On connaissait déjà deux morceaux de l'album : Caravan et BU2B (« Brought Up To Believe » / « élevé pour croire »). On note quand même une nouvelle intro calme pour BU2B. Caravan pour son refrain accrocheur et son riff syncopé, le travail de titan de la basse. BU2B, plus complexe, pour ses superbes lignes de chant. Les paroles touchent à la fatalité et au destin, une sorte de pamphlet contre notre éducation et la religion qui nous font croire que tout est écrit, couru d’avance et que si ça arrive c’est qu’on l’a mérité (« Believe in what we’re told, blind men in the market, buying what we’re sold » / « Nous croyons ce qu’on nous dit, comme des aveugles sur un marché, achetant ce qu’on leur vend ». Headlong Flight sonne plus Rush des années 80. La ligne de basse est énorme, le solo d'Alex excellent.
Clockwork Angels est epique à souhait. C’est avec Headlong Flight les deux morceaux qui dépassent les sept minutes. C’est probablement mon préféré avec The Wreckers, dans la pure tradition de Rush, avec une basse et une voix franchement fantastique. Il me tarde d’entendre ça en live tant l’énergie y est débordante. Le refrain est subtil, bien chanté. Le break bluesy est étonnant : guitare acoustique slidée et voix radio-boxée. Un autre morceau qui force le respect, c’est The Anarchist. Le solo de guitare d’Alex est superbe, le chant parfait, la basse ronflante et tonitruante, c’est encore un futur morceau culte qui rappelle un peu l’époque Rush des synthé. Carnies est un morceau assez speedé, plus heavy, plus classique aussi, dans lequel Alex joue avec la voix de Geddy, tantôt en riff, tantôt en solo. Neal bourrine à l’arrière, enfin façon de parler car son jeu reste très élégant. The Wreckers est le morceau dont le refrain vous scotche par sa magnifique mélodie. C’est simple, depuis plusieurs jours, je me réveille avec ce refrain dans la tête. Enorme. Le morceau est tout en douceur, ce qui contraste avec la violence de la scène décrite (une phare dans la tempête, que les marins pensent salvateur, mais qui les drosse sur les récifs). Alex joue pas mal en acoustique et Geddy nous gratifie donc d’un somptueux et touchant refrain (« All I know is that sometimes you have to be wary of a Miracle to good to be true » / « On devrait toujours se méfier des miracles trop beaux pour être vrais »). Il y a vraiment du contenu et de la profondeur dans un morceau comme ça, il faut juste savoir l’entendre. Quand j’entends la ligne de chant, je me demande aussi comment certains peuvent critiquer Geddy sur sa voix.
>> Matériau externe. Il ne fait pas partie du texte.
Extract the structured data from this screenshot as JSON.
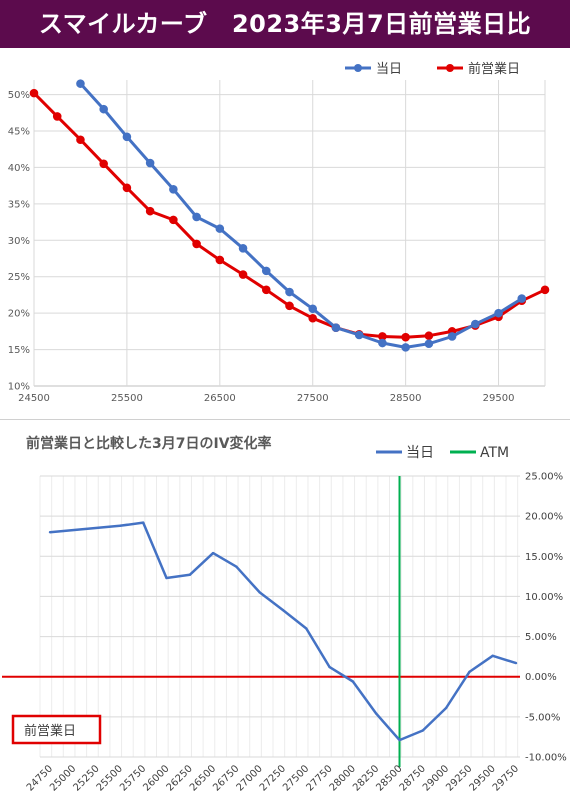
{
  "header": {
    "title": "スマイルカーブ　2023年3月7日前営業日比"
  },
  "colors": {
    "header_bg": "#5c0b4d",
    "current": "#4472c4",
    "previous": "#e00000",
    "atm": "#00b050",
    "zero_line": "#e00000"
  },
  "chart_data": [
    {
      "type": "line",
      "title": "",
      "xlabel": "",
      "ylabel": "",
      "xlim": [
        24500,
        30000
      ],
      "ylim": [
        10,
        52
      ],
      "x_ticks": [
        24500,
        25500,
        26500,
        27500,
        28500,
        29500
      ],
      "y_ticks": [
        10,
        15,
        20,
        25,
        30,
        35,
        40,
        45,
        50
      ],
      "y_tick_labels": [
        "10%",
        "15%",
        "20%",
        "25%",
        "30%",
        "35%",
        "40%",
        "45%",
        "50%"
      ],
      "grid": true,
      "legend_position": "top-right",
      "series": [
        {
          "name": "当日",
          "x": [
            24750,
            25000,
            25250,
            25500,
            25750,
            26000,
            26250,
            26500,
            26750,
            27000,
            27250,
            27500,
            27750,
            28000,
            28250,
            28500,
            28750,
            29000,
            29250,
            29500,
            29750
          ],
          "values": [
            null,
            51.5,
            48.0,
            44.2,
            40.6,
            37.0,
            33.2,
            31.6,
            28.9,
            25.8,
            22.9,
            20.6,
            18.0,
            17.0,
            15.9,
            15.3,
            15.8,
            16.8,
            18.5,
            20.0,
            22.0
          ]
        },
        {
          "name": "前営業日",
          "x": [
            24500,
            24750,
            25000,
            25250,
            25500,
            25750,
            26000,
            26250,
            26500,
            26750,
            27000,
            27250,
            27500,
            27750,
            28000,
            28250,
            28500,
            28750,
            29000,
            29250,
            29500,
            29750,
            30000
          ],
          "values": [
            50.2,
            47.0,
            43.8,
            40.5,
            37.2,
            34.0,
            32.8,
            29.5,
            27.3,
            25.3,
            23.2,
            21.0,
            19.3,
            18.0,
            17.1,
            16.8,
            16.7,
            16.9,
            17.5,
            18.3,
            19.5,
            21.7,
            23.2
          ]
        }
      ]
    },
    {
      "type": "line",
      "title": "前営業日と比較した3月7日のIV変化率",
      "xlabel": "",
      "ylabel": "",
      "categories": [
        "24750",
        "25000",
        "25250",
        "25500",
        "25750",
        "26000",
        "26250",
        "26500",
        "26750",
        "27000",
        "27250",
        "27500",
        "27750",
        "28000",
        "28250",
        "28500",
        "28750",
        "29000",
        "29250",
        "29500",
        "29750"
      ],
      "ylim": [
        -10,
        25
      ],
      "y_ticks": [
        -10,
        -5,
        0,
        5,
        10,
        15,
        20,
        25
      ],
      "y_tick_labels": [
        "-10.00%",
        "-5.00%",
        "0.00%",
        "5.00%",
        "10.00%",
        "15.00%",
        "20.00%",
        "25.00%"
      ],
      "y_axis_side": "right",
      "grid": true,
      "legend_position": "top-right",
      "series": [
        {
          "name": "当日",
          "x": [
            24750,
            25000,
            25250,
            25500,
            25750,
            26000,
            26250,
            26500,
            26750,
            27000,
            27250,
            27500,
            27750,
            28000,
            28250,
            28500,
            28750,
            29000,
            29250,
            29500,
            29750
          ],
          "values": [
            18.0,
            null,
            null,
            18.8,
            19.2,
            12.3,
            12.7,
            15.4,
            13.7,
            10.5,
            8.3,
            6.0,
            1.2,
            -0.6,
            -4.6,
            -7.9,
            -6.7,
            -3.9,
            0.6,
            2.6,
            1.7
          ]
        }
      ],
      "atm": {
        "name": "ATM",
        "x": 28500
      },
      "zero_line_label": "前営業日"
    }
  ]
}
BU2B2 is un petit intermède chanté par Geddy et accompagnés de violons et de violoncelles, qui ne dure qu’une minute et demi. L’album se termine avec les deux morceaux Wish Them Well et The Garden. Le premier possède une structure assez simple, assez rock, et un bon refrain, sur lequel Geddy fait ses propres chœurs. Alex y réalise un bon solo assez heavy et contrasté. Le deuxième décrivant le jardin dont je parlais tout à l’heure, métaphore du bonheur « The measure of a life is a measure of love and respect / Une vie se mesure à sa dose d’amour et de respect ». C’est un morceau calme, quasi acoustique, où la voix de Geddy, subtile et délicate, est accompagnée d’une guitare acoustique et de violoncelles. La basse et une légère batterie les rejoignent ensuite. Finalement, un superbe piano accompagne Geddy sur un petit break et sur le final (piano joué par Jason Sniderman). Alex n’oublie pas de se rappeller à notre bon souvenir au travers d’un solo très inspiré. C’est un très joli morceau qui se cache tout au bout de cet album, comme un dernier joyaux à découvrir.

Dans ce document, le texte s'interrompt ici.